(Dir. Herman Shumlin) (1943)
Nazis, ISIS, Port Adelaide Football Club…the forces of evil bring us together and so it proves here, in Warner Brothers’ film of Lillian Hellman’s play about a member of the resistance and his family, seeking refuge from the Nazis in his wife’s family dream house in Washington DC, some time before Pearl Harbour shook the American lethargy…
Bette Davis and Paul Lukas are given some very snappy lines, but they rise above them and give us performances that convince us of a couple driven to poverty and danger, for a cause. Bette Davis is wonderful (some thought her role marginalised and consequently over the top – completely wrong) and Paul Lukas, a brilliant actor, gives an astounding performance, suggesting the drive, passion, steel, and the guilt, of the true, committed warrior against tyranny. The guilt, that is, of a man who must do wicked things in a higher cause, who sacrifices not only himself, but his willing, loving wife, and children too.

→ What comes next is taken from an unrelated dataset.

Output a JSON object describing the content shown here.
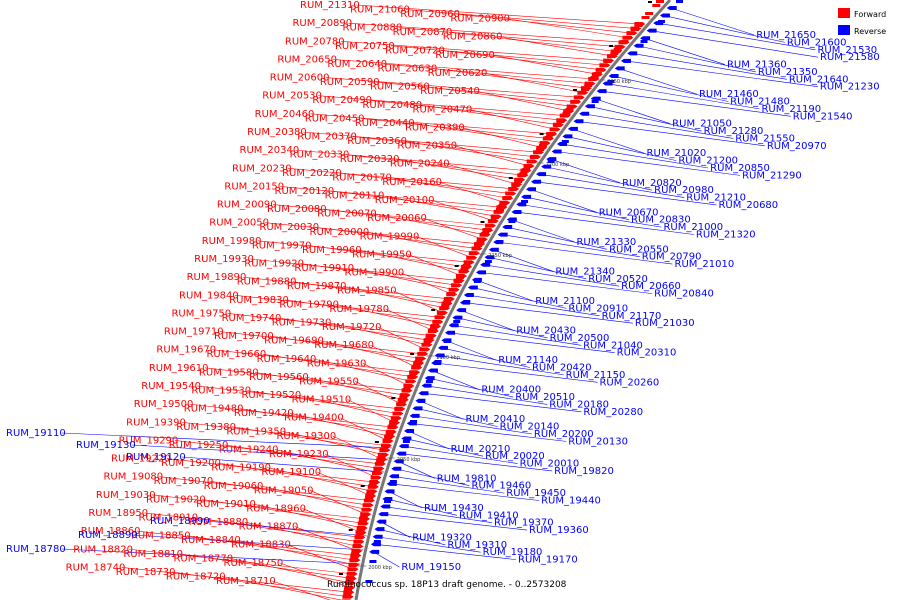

Whilst obviously propaganda straight from Broadway and fed into the Warners’ mill, this is good propaganda, because it is human and, indeed, true. Lukas’ loving youngest son is described as “My biographer…and as accurate as most of them” but the build-up of his character is a great reminder that “fighter against fascism” once was a real job description, and one dark day, may be again, perforce.
And they get to ascend the Washington monument! P was told (in the Land of the Free, circa 1995) this couldn’t be done…It was almost Old Europe vs the New World! In the final analysis, this is a classic love story of a love that can shine under severe duress. One hopes another tyrannical threat is not required for more films such as this.